After finding many debates on the topic, we investigated the connection between zinc and dementia further.
Is there a link? Does zinc help patients with dementia?
Some professionals believe that taking zinc can significantly HELP people with the progressive illness.
Does Zinc Help Dementia
It is needed for regulatory, catalytic, and structural functions in the body that include but not limited to:
- Working with antioxidants to prevent arteriosclerosis
- Chemical reactions with enzymes
- With DNA to prevent dementia or Alzheimer’s
- Different cells activity
- Helps the liver to detoxify alcohols
- Production of pancreatic enzymes
- Aids with the removal of carbon dioxide
- Works in the kidneys to maintain acid-base balance
In the past, they used zinc as a treatment for wounds and the common cold.
Nature Cures Clinic explains that without zinc, the RISK of developing dementia or Alzheimer’s disease (AD) increases.
Most seniors, people with dementia, and those with mental disorders normally have a zinc deficiency.
One of the primary reasons this happens is that for zinc to be effectively absorbed in the bloodstream, humans need an acid known as “picolinic acid.”
This is an acid that is excreted by the pancreases.
When zinc supplements or food with zinc reach the small intestine, the pancreas excretes the acid. It binds with the mineral moving across the intestine wall and finally into the bloodstream.
Professionals from the University of Maryland Medical Centre discovered that daily zinc supplementation of 30-40 mg could help ENHANCE the memory and cognitive functioning of people who have dementia.
Foods Rich in Zinc
It is important to highlight some of the foods that people can take to increase zinc levels in the body.
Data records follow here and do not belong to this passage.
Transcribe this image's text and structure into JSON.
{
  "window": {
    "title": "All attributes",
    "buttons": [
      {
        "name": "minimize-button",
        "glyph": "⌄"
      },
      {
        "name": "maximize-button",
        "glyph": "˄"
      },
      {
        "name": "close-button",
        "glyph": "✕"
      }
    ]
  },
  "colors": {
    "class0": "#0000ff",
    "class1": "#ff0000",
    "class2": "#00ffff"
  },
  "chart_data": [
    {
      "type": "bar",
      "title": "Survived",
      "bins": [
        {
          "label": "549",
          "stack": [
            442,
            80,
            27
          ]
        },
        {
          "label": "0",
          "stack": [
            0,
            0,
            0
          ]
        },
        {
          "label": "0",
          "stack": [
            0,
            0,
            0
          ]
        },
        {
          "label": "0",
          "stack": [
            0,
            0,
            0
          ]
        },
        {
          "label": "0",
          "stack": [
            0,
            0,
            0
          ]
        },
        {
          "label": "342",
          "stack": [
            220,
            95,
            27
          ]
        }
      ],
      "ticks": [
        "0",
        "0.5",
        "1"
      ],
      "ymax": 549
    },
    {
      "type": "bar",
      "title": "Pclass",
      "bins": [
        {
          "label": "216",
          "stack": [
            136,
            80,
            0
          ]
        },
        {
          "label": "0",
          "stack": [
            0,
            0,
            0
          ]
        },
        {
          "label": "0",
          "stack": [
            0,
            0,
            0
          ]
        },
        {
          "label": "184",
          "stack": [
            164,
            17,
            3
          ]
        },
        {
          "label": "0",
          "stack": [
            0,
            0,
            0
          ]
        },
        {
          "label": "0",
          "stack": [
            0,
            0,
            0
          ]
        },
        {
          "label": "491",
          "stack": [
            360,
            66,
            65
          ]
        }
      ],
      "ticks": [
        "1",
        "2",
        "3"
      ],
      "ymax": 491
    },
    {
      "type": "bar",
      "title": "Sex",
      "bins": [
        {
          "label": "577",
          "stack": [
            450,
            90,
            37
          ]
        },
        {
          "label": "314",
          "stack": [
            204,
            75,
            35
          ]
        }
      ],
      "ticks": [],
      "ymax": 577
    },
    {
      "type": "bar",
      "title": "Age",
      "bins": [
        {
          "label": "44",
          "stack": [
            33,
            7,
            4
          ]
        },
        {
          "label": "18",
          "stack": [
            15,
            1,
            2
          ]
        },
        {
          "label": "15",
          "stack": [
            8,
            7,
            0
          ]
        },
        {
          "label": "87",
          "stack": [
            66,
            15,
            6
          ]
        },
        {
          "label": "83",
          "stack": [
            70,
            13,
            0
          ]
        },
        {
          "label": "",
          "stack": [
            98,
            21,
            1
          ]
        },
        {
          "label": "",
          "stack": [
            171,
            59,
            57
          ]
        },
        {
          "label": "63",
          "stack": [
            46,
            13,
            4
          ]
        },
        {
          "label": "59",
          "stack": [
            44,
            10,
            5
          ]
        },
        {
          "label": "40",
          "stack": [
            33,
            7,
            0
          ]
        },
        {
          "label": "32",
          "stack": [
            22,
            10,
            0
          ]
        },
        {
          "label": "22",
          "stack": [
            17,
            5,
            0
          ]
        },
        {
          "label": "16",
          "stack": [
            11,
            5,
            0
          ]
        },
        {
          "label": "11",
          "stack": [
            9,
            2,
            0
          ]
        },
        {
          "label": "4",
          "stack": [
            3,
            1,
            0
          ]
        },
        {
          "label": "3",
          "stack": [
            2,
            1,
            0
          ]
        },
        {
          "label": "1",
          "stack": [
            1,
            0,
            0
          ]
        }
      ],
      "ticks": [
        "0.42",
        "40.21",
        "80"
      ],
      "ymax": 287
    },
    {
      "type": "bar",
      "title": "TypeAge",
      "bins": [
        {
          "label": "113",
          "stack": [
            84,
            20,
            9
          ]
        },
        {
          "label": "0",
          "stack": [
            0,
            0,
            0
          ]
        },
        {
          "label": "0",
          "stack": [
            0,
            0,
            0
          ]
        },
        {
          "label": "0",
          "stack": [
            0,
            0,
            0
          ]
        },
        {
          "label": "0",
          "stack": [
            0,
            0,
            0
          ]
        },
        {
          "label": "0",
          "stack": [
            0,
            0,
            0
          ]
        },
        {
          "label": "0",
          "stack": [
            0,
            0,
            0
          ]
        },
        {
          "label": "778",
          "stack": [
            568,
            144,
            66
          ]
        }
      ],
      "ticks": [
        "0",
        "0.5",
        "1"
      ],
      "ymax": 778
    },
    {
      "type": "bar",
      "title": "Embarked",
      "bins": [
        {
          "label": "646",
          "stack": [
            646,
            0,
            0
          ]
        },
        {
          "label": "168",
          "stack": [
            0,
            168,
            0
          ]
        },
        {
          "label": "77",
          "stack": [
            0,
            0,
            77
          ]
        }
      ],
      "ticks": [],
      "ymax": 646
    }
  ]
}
(You don’t always need to go straight to supplements.)
Some of them include:
- Sunflower, sesame, & pumpkin seeds
- Wheat germ and bran
- Collard greens
- Maple syrup
Zinc supplements are another option people have when looking to increase the levels of the mineral in the body.
Note: Excessive amounts, zinc can be toxic.
Aim for about 20-2 mg daily as this is considered a safe amount. Do not exceed 40 mg every day.
Some of the TOXIS EFFECTS of excess zinc include nausea, stomach pain, diarrhea, cramps, and vomiting.
Controversial Views about Zinc and Dementia
According to WebMD, zinc is implicated in two ways when it comes to AD one of the main causes of dementia.
Some reports indicate that low levels of zinc are a problem.
Other studies show too much zinc is also a problem. Autopsies found that the brain of people with Alzheimer’s showed low levels of zinc.
Recent studies also suggest that TOO MUCH zinc is also not a good thing. In a lab experiment, zinc caused beta-amyloid from cerebrospinal fluid.
This is the fluid that forms clumps which are similar to plaques that are common in AD.
More experiments are pursuing this angle in laboratory tests.
More research still needs to be done when it comes to zinc and dementia and HOW the mineral CAN HELP persons with the illness.
It is important for anyone who is thinking of taking zinc supplements to consult their doctor first.
This will ensure there are no potential interactions with other medications or health conditions a person may have.